On June 26, Commerce Secretary Howard Lutnick sent a letter to Anthropic‘s chief compute officer Tom Brown, notifying the company that the government had revised its licensing requirements for Mythos 5. The letter cited “significant progress” and cleared the way for more than 100 U.S. organizations to regain access to Mythos for defensive cybersecurity purposes.
Axios reported on June 26 that the administration is close to allowing Anthropic to restore Fable 5 as well, with restrictions possibly lifted as soon as next week. Conversations are expected to continue over the weekend.
Two weeks ago, both models were abruptly shut down. Now one is back, the other is close. The government isn’t banning AI. It‘s learning how to let it back in—on its own terms.

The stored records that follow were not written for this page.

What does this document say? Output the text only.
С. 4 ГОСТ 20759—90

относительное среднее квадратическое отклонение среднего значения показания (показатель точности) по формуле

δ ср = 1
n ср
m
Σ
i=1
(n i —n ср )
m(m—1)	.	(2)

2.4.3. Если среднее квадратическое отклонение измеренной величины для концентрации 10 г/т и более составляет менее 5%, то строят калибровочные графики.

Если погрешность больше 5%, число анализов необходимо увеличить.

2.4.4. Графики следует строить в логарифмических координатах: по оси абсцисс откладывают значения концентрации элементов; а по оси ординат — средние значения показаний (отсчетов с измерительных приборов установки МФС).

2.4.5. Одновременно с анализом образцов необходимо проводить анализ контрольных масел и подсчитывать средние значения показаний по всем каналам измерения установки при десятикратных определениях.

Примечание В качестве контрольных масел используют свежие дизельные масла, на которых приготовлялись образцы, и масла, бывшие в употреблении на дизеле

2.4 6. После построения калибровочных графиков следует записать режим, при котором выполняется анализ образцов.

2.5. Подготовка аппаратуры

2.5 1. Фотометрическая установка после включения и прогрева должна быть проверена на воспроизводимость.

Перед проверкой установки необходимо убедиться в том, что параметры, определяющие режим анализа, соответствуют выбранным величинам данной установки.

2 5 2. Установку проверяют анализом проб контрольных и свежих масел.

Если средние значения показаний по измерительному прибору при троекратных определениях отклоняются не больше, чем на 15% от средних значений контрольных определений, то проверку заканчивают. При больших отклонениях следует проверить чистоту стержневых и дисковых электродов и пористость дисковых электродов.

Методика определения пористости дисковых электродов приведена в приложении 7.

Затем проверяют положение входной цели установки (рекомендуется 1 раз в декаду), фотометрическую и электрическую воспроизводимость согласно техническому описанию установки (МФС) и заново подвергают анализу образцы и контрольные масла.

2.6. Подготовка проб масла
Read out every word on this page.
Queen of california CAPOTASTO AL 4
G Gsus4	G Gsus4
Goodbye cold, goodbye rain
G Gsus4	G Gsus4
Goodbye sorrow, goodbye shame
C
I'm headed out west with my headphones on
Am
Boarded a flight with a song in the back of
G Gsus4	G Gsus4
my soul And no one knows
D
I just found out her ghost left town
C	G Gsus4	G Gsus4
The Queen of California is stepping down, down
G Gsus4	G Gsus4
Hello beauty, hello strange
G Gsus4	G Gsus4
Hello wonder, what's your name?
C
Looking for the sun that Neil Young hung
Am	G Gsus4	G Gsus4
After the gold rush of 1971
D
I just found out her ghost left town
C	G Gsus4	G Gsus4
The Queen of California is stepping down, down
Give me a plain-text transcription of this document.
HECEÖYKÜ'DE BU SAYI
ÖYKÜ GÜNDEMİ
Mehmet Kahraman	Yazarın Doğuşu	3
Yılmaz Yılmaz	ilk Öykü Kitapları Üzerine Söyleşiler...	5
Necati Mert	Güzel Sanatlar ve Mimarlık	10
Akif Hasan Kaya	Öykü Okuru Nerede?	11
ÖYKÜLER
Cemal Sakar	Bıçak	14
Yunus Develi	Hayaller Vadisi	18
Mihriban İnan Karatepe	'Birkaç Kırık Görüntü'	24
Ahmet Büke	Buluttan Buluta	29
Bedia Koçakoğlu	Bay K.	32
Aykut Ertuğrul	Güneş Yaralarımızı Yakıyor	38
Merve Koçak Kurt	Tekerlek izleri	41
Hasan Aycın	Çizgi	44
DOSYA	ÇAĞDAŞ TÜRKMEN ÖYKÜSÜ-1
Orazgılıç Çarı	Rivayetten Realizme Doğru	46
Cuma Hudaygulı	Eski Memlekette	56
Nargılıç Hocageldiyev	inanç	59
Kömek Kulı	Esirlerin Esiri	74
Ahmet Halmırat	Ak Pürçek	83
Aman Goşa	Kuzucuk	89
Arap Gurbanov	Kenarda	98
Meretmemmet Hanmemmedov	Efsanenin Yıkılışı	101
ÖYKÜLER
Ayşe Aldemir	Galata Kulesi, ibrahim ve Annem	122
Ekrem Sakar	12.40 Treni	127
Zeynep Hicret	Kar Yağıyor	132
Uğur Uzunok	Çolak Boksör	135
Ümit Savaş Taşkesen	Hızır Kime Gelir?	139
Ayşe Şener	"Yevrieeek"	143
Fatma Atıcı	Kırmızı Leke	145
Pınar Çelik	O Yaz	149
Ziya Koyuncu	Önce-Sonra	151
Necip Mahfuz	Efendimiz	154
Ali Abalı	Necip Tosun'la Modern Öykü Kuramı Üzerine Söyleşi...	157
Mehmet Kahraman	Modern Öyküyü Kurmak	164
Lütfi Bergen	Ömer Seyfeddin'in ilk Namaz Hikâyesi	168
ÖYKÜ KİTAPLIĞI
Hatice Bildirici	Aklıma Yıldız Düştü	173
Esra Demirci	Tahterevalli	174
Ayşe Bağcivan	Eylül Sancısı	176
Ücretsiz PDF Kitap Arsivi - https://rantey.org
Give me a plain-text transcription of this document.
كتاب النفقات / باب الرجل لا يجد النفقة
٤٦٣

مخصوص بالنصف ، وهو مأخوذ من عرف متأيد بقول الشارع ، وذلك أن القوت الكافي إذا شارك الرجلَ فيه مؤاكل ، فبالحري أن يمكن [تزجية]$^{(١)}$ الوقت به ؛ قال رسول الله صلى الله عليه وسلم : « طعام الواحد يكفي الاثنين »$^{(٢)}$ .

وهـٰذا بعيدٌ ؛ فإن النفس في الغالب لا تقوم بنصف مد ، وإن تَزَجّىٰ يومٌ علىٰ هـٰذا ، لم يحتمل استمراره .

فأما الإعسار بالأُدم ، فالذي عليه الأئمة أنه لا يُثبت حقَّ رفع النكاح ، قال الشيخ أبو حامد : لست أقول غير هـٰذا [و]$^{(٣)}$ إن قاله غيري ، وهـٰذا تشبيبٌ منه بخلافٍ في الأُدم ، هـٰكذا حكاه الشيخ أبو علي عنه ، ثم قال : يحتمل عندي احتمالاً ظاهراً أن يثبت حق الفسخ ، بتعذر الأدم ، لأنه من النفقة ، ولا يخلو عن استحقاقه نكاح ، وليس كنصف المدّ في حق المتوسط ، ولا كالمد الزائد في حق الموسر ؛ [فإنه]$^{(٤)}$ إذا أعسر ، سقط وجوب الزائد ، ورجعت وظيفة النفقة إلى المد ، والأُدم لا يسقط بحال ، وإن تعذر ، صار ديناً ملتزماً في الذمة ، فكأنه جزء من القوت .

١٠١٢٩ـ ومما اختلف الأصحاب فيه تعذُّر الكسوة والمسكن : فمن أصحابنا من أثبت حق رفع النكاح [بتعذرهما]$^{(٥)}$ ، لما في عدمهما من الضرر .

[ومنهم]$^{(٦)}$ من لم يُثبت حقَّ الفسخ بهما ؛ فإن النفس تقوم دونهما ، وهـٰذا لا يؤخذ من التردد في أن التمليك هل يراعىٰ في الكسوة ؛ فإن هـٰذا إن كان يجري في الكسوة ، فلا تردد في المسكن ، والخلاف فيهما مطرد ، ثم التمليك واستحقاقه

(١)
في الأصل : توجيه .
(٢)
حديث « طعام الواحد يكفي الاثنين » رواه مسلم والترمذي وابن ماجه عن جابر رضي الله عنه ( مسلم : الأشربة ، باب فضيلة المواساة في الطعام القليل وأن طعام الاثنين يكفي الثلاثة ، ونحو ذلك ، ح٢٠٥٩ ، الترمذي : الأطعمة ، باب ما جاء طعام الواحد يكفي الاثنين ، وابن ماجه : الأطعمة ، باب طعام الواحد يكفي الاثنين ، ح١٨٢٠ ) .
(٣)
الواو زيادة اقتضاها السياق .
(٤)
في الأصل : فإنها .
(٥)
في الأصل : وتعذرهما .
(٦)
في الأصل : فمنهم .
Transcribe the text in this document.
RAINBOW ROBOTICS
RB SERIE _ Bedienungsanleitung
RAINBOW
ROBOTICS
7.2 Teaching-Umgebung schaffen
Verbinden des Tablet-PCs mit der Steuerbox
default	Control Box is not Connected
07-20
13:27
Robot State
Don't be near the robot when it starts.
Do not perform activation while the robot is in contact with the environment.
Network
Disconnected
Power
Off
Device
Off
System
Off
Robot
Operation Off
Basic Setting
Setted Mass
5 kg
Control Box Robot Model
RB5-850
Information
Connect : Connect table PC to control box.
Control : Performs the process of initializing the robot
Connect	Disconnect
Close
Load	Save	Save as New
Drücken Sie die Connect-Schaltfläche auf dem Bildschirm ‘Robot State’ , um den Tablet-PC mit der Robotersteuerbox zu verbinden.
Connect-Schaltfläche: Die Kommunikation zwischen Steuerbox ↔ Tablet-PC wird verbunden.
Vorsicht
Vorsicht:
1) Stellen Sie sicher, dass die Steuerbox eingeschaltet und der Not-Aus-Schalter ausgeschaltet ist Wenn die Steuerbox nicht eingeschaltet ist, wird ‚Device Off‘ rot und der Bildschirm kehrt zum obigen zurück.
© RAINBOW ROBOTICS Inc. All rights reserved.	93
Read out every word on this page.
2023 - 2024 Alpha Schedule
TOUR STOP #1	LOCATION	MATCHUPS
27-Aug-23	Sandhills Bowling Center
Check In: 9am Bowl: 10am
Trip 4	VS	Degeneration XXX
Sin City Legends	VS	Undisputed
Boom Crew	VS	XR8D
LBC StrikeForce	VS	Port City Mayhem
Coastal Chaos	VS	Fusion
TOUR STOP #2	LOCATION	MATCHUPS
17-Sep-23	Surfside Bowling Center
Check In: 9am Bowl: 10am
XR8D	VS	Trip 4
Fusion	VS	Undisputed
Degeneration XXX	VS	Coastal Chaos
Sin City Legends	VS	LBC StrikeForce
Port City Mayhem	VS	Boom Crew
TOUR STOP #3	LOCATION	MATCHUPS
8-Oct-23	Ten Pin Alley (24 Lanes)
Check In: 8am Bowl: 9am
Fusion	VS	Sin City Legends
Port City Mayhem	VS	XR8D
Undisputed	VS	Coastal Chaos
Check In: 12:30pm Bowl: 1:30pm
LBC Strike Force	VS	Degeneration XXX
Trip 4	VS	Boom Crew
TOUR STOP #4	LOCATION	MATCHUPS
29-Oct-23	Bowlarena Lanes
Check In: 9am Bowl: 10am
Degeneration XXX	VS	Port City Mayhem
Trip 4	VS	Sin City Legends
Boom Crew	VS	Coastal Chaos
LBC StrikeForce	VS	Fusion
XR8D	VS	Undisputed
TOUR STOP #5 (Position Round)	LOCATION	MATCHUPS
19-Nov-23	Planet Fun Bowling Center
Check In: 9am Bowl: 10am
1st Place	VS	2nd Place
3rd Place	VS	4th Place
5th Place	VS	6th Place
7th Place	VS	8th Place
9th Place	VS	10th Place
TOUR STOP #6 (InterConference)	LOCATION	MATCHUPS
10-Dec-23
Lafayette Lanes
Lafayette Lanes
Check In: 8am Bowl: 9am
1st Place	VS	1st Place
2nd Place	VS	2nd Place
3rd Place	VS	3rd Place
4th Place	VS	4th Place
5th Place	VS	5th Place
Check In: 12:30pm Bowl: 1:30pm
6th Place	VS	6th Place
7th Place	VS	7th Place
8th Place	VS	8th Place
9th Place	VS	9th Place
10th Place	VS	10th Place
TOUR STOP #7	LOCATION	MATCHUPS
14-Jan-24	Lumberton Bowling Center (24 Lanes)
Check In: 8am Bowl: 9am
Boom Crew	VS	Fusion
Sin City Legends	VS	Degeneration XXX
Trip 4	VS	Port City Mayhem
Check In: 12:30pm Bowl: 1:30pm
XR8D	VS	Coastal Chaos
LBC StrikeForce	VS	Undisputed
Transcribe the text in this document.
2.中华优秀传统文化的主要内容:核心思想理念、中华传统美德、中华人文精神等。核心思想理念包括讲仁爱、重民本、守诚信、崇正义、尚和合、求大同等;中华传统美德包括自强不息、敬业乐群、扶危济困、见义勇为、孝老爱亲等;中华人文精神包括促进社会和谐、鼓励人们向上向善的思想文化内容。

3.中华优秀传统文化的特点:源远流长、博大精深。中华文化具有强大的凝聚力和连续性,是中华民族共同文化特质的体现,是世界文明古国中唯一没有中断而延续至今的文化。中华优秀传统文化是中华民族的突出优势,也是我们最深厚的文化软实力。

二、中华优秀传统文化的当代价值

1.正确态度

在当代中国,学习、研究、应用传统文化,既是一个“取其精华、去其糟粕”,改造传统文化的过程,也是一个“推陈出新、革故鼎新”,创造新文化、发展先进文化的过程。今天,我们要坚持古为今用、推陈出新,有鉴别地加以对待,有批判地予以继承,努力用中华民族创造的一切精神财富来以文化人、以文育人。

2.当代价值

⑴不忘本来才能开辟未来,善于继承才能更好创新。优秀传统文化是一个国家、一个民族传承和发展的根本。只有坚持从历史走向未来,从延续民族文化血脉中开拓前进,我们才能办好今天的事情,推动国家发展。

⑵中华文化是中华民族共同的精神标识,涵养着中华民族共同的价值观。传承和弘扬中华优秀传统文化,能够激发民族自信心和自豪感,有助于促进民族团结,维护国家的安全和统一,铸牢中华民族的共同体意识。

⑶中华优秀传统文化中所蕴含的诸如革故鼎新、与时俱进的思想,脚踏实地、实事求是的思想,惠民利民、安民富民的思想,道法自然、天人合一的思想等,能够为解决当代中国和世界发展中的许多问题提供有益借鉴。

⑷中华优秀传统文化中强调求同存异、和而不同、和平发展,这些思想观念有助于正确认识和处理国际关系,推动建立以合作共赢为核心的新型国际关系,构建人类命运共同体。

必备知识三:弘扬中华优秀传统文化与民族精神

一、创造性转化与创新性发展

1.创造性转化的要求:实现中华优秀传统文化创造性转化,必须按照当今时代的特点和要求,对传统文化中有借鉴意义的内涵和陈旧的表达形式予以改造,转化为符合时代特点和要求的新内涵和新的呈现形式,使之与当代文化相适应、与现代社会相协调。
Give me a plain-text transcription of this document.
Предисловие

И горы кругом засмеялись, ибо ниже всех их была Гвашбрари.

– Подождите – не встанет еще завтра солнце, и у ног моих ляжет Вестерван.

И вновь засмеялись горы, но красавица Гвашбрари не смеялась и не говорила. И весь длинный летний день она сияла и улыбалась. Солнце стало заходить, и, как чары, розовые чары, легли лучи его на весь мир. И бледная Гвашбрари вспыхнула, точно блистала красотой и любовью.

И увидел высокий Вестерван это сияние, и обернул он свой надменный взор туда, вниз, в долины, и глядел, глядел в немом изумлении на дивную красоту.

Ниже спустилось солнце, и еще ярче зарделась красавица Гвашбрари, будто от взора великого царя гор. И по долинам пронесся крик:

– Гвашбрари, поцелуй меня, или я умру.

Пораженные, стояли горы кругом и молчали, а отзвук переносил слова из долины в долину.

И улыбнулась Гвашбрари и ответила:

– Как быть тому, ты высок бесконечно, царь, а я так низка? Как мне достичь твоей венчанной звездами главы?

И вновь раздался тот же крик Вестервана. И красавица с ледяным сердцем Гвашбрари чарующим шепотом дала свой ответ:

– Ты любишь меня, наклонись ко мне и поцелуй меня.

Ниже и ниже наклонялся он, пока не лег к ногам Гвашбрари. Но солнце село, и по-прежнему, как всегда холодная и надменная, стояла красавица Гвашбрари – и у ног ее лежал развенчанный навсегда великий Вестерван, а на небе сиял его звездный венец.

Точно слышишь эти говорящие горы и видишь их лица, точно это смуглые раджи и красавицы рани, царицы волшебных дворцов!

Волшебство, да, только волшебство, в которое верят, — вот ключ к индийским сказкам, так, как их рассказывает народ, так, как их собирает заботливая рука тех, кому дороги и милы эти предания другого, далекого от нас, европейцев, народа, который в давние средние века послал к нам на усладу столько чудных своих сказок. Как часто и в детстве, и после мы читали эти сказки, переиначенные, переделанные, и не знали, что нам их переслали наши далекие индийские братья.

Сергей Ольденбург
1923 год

The CEO Who Couldn’t Talk to Washington
The most revealing detail isn‘t in any official letter. It’s in who‘s doing the talking.
Multiple sources told Axios that Anthropic CEO Dario Amodei was sidelined from the negotiations because government officials found him “difficult to communicate with.” The company’s co-founder, Tom Brown, took over. And that‘s when the talks started moving.
This is a company built on safety rhetoric. Amodei has spent years warning about catastrophic AI risks. He’s testified before Congress, called for global coordination, and positioned Anthropic as the responsible alternative to OpenAI. But when his own company‘s models were actually at stake, he couldn’t get the government to listen.
Politico reported that the administration had imposed the restrictions after “a series of tense calls” with Amodei about whether the company‘s safety guardrails were as solid as promised. Government officials said Anthropic “walked to every single fork in the road and chose the wrong one every time.” Amodei was reportedly rigid and unwilling to engage with the government’s concerns.
Brown, by contrast, took a different approach. He engaged directly with Commerce Department officials and helped build trust. The reversal on Mythos came after Anthropic staff and senior White House officials met over the last two weeks to discuss ways to defuse the dispute.

Safety Narrative vs. Reality
Anthropic‘s brand is built on safety. It calls itself the responsible AI company, publishes papers on alignment, and has argued for global coordination to slow down frontier AI development. But when the government actually stepped in to enforce its own safety concerns, Anthropic fought back—until it had to change negotiators.
That’s the contradiction. Anthropic spent years arguing that AI is too dangerous to leave unregulated. But when regulation arrived, it resisted. The company built a public identity around“doing safety the right way.” But the government‘s version of safety—export controls, customer-by-customer approvals—was not the version Anthropic wanted.
Brown’s shift in negotiating style suggests the company recognized that the government wasn‘t going to back down. The administration had the legal authority to keep Fable 5 offline indefinitely. It had already shown it was willing to use it. The choice was between staying in a fight it couldn’t win and finding a way back to the table. Brown chose the table.
P.S. Dario Amodei built Anthropic‘s reputation on safety rhetoric. He warned about catastrophic AI risks, testified before Congress, argued for global coordination. But when his own models were at stake, he couldn’t get the government to listen. Tom Brown—the co-founder who stays out of the spotlight—took over, and the deal got done. That‘s not about the technology. It’s about who the government trusts to talk to.